Menurut Sumiatun, (mantan peserta program yang kini aktif memproduksi dan memasarkan aneka krupuk ke Taman Safari), tanaman ketela di daerahnya selama ini hanya dimanfaatkan sebagai makanan selingan dan sisanya untuk makanan ternak. Setelah ada program ini, ibu-ibu peserta program tergerak memanfaatkan untuk membuat aneka olahan ketela yang dijadikan usaha ekonomi yang bisa menambah pendapatan keluarga.

”Kedepan, akan kami usulkan kepada Kepala dinas agar secara bertahab mengucurkan dana program KUM di beberapa kecamatan di Kabupaten Pasuruan sebagai upaya percepatan pemberantasan buta aksara, sekaligus pelestarian keberaksaraan yang berdampak pada naiknya pendapatan keluarga,” Kata Tatik Rahayati, Kasi PPM Dinas pendidikan Kabupaten Pasuruan yang sengaja diundang menghadiri kegiatan FGD, agar mereka tahu bahwa pamong belajar BPPAUDNI sudah menghasilkan karya di daerahnya.

Irfan Agus Munif, salah seorang anggota tim pengembang model, mengatakan bahwa untuk menjaga keberlangsungan rintisan bisnis sosial pasca program, tentu perlu ada pendampingan yang melbatkan stake holder, terkait dengan upaya memotivasi sekaligus memfasilitasi dalam rangka membangun kebersamaan usaha kelompok yang partisipatif.

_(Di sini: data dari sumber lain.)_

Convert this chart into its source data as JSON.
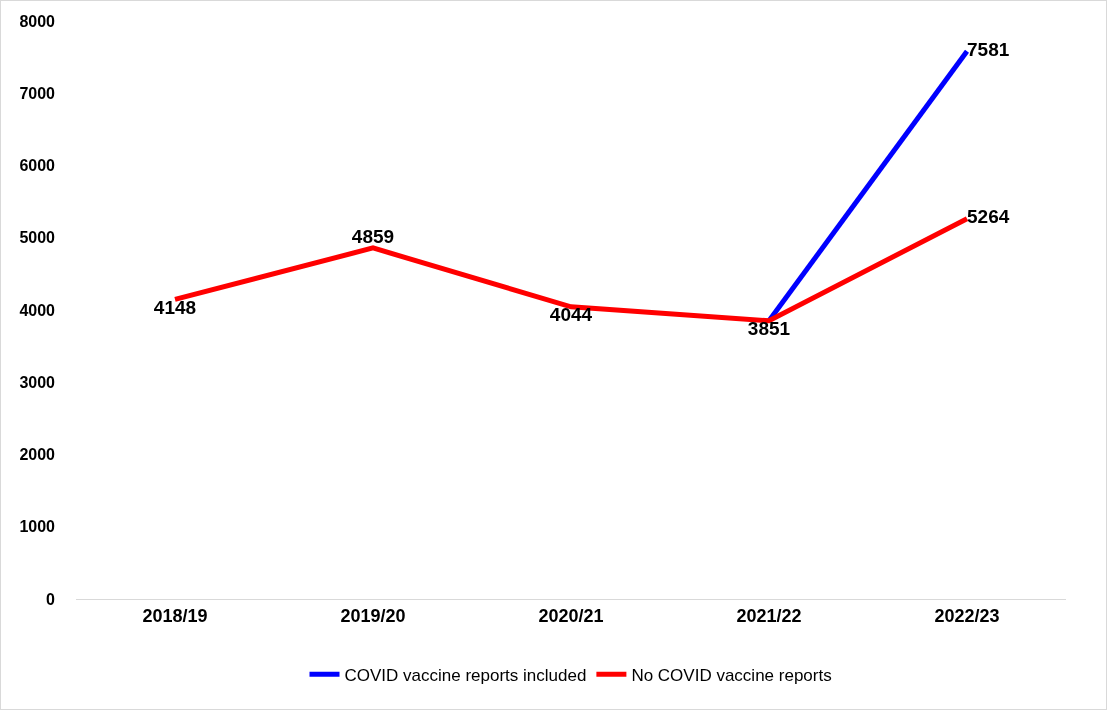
{
  "chart_data": {
    "type": "line",
    "categories": [
      "2018/19",
      "2019/20",
      "2020/21",
      "2021/22",
      "2022/23"
    ],
    "series": [
      {
        "name": "COVID vaccine reports included",
        "color": "#0000ff",
        "values": [
          null,
          null,
          null,
          3851,
          7581
        ],
        "value_labels": [
          null,
          null,
          null,
          null,
          "7581"
        ]
      },
      {
        "name": "No COVID vaccine reports",
        "color": "#ff0000",
        "values": [
          4148,
          4859,
          4044,
          3851,
          5264
        ],
        "value_labels": [
          "4148",
          "4859",
          "4044",
          "3851",
          "5264"
        ]
      }
    ],
    "ylim": [
      0,
      8000
    ],
    "yticks": [
      0,
      1000,
      2000,
      3000,
      4000,
      5000,
      6000,
      7000,
      8000
    ],
    "grid": false,
    "legend": "bottom",
    "marker": "none",
    "line_style": "solid"
  }
}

”Untuk itulah peran pendamping sangat diharapkan untuk menginisiasi terbangunya jaring kemitraan yang luas dalam rangka promosi, pemasaran dan permodalan. Perlu juga mengagendakan pertemuan berkala sebagai media tukar informasi sekaligus menjaga kemampuan keberaksaraannya,” Ujarnya penuh optimis.

Nanti, tahun anggaran 2015, model besutan Aminullah ini rencananya akan ditindak lanjuti dengan kegiatan roadshow ke beberapa daerah di Jawa Timur, mempromosikan model bisnis sosial ke Dinas Pendidikan, lembaga mitra dan SKPD lain yang memiliki anggaran program pemberdayaan masyarakat.

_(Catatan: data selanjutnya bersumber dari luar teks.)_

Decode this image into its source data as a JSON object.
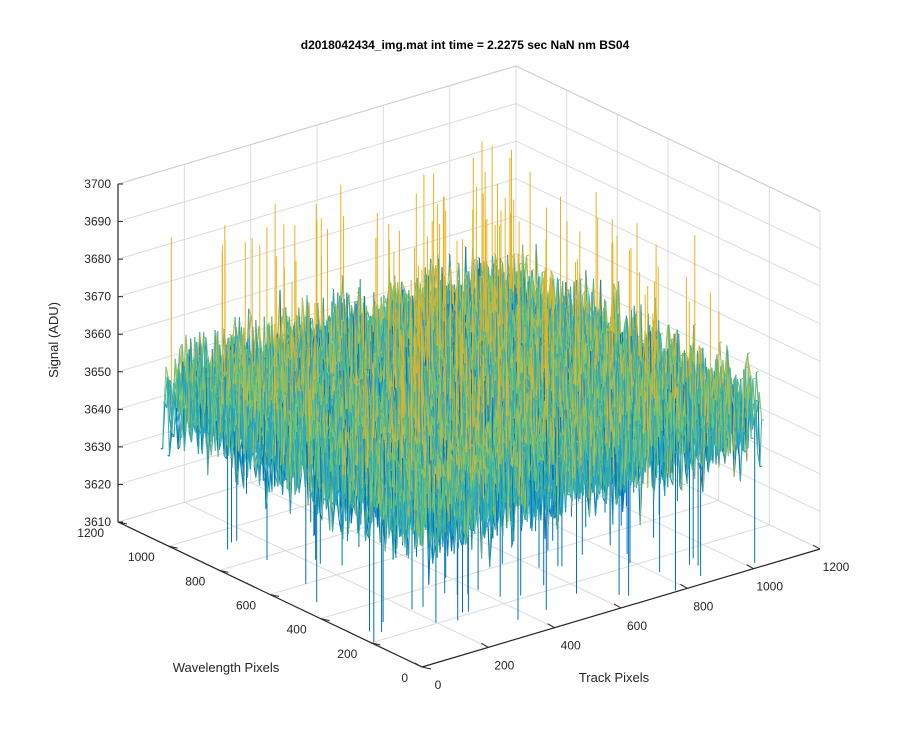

Pengembang model pun telah membuka ruang komunikasi dengan Lukas Kambali, Ketua PKBM ”Bina Abdi Wiyata” Surabaya, yang juga sebagai salah seorang pengurus forum komunikasi PKBM (FK-PKBM) agar berkenan memfasilitasi kegiatan sosialisasi model bisnis sosial di jajarannya. Untuk itulah model ini perlu di review kembali, dikemas ulang agar tampilannya semaki menarik, bisa diterima oleh berbagai pihak. [eBas/humasipabi_online]*

ebas-1*) Edi Basuki adalah pamong belajar di BP PAUDNI Regional II Surabaya dan Humas Pengurus Pusat Ikatan Pamong Belajar Indonesia

Sumbangan tulisan pihak ketiga belum tentu menggambarkan pandangan atau sikap pemilik blog.